In Furth sehen wir immer wieder, dass Bauherren überrascht sind, wie ungleichmäßig der tertiäre Untergrund unter der Stadt verteilt ist. Was oberflächlich homogen wirkt, weist oft verborgene Rinnenfüllungen oder flach ausstreichende Sandsteine auf. Genau hier setzt die seismische Tomographie an. Ein Hammerschlag oder ein geringer Sprengimpuls sendet elastische Wellen durch den Boden. An einer 48- oder 72-kanaligen Auslage mit Geophonen zeichnen wir die Laufzeiten auf. Die Auswertung liefert ein 2D-Geschwindigkeitsmodell, das Rückschlüsse auf Schichtmächtigkeiten und Materialsteifigkeiten zulässt. In Kombination mit einer Sondierungsbohrung kalibrieren wir die seismischen Profile punktgenau. So entsteht ein belastbares Untergrundmodell, das Planern in Furth die Sicherheit gibt, Gründungen und Aushübe korrekt zu dimensionieren.
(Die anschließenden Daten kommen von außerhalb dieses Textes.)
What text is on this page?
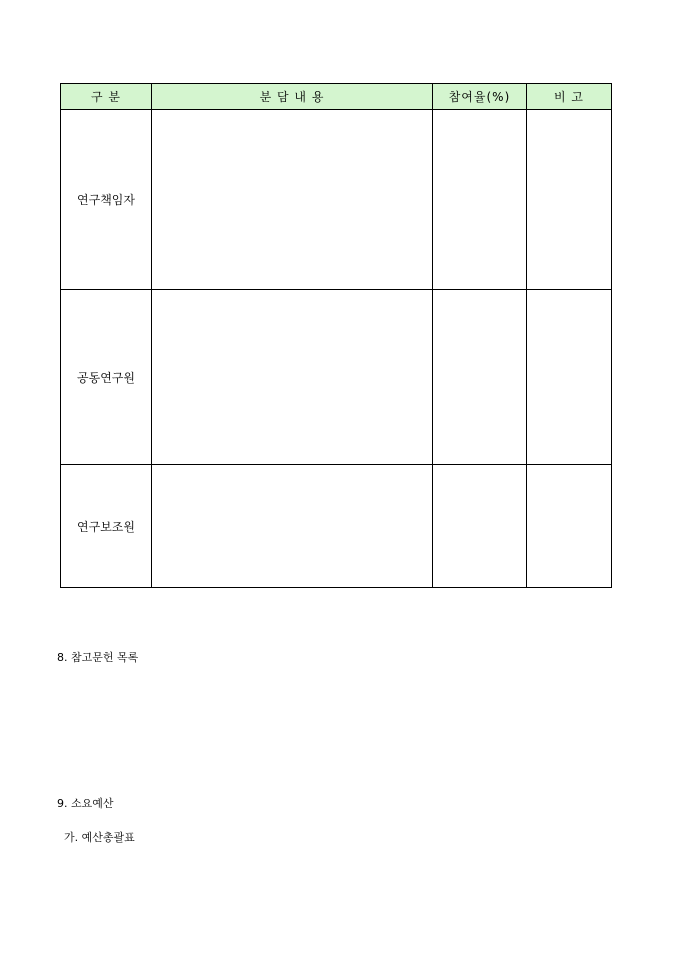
구 분	분 담 내 용	참여율(%)	비 고
연구책임자			
공동연구원			
연구보조원			
8. 참고문헌 목록
9. 소요예산
가. 예산총괄표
Ein seismisches Tomogramm zeigt nicht nur wo der Fels beginnt, sondern auch wie steif die darüber liegenden Schichten wirklich sind.
Örtliche Baugrundfaktoren
Ein typischer Fehler in Furth ist, dass Bohrprofile unkritisch zwischen den Aufschlusspunkten interpoliert werden. Gerade entlang der Isar-Hanglehnen kann der Felshorizont auf wenigen Metern um mehrere Meter springen. Wer hier nur alle 30 Meter bohrt und linear verbindet, riskiert Fehlinterpretationen bei der Aushubklassifizierung. Die seismische Tomographie schließt diese Lücke: Sie tastet den Untergrund quasi-kontinuierlich ab. Wir sehen in unseren Messungen oft, dass eine vermeintlich gleichmäßige Kiesschicht in Furth intern stark variiert — mal locker, mal dicht gelagert, mal mit Schlufflinsen durchsetzt. Solche Inhomogenitäten erkennt nur ein flächiges Verfahren. Wird darauf verzichtet, kann es teuer werden: falsche Bettungsmodule in der Statik, Überraschungen beim Verbau, Nachträge beim Aushub. Die Kosten einer seismischen Messung sind im Vergleich zu solchen Risiken gering.
Häufige Fragen
Welche Tiefe erreicht die seismische Tomographie in Furth?
Mit der Refraktionsmethode und einem 60-kg-Fallhammer erreichen wir auf den Kiesen und Sanden in Furth typischerweise 20 bis 30 Meter Tiefe. Für größere Tiefen setzen wir die Reflexionsmessung mit einer Sprengkapsel im Bohrloch ein. Damit lassen sich Strukturen bis über 50 Meter abbilden.
Wie lange dauert eine seismische Messkampagne vor Ort?
Für ein Refraktionsprofil mit 72 Geophonen benötigen wir etwa einen halben Tag Feldarbeit. Die Auslage der Sensoren und das Einmessen nehmen zwei Stunden in Anspruch, die Schussregistrierung selbst eine weitere Stunde. Bei kombinierten Refraktions- und Reflexionsmessungen sollte ein voller Tag eingeplant werden.
Kann man mit der Seismik auch die Tragfähigkeit bestimmen?
Indirekt ja. Das tomographische Geschwindigkeitsmodell liefert die Kompressionswellengeschwindigkeit Vp. Über empirische Korrelationen lassen sich daraus dynamische Steifemoduln ableiten. Für statische Nachweise empfehlen wir, die seismischen Werte an einer Bohrung mit SPT oder Drucksondierung zu kalibrieren.
Was kostet eine seismische Tomographie in Furth?
Die Kosten für eine kombinierte Refraktions- und Reflexionsmessung liegen je nach Profillänge und Quelltyp zwischen 2.730 und 5.390 Euro. Der Preis umfasst die Feldarbeit, die tomographische Auswertung und einen technischen Bericht mit allen Seismogrammen und Geschwindigkeitsmodellen.
Stören die Hammerschläge die Nachbarschaft?
Die Erschütterungen durch den Fallhammer sind kurz und lokal sehr begrenzt. Wir messen die Schwinggeschwindigkeiten nach DIN 4150-3 und halten die Anhaltswerte für Wohngebäude sicher ein. Vor Messbeginn informieren wir die direkten Anwohner. Bei sensiblen Strukturen reduzieren wir die Schlagenergie und erhöhen die Stapelrate.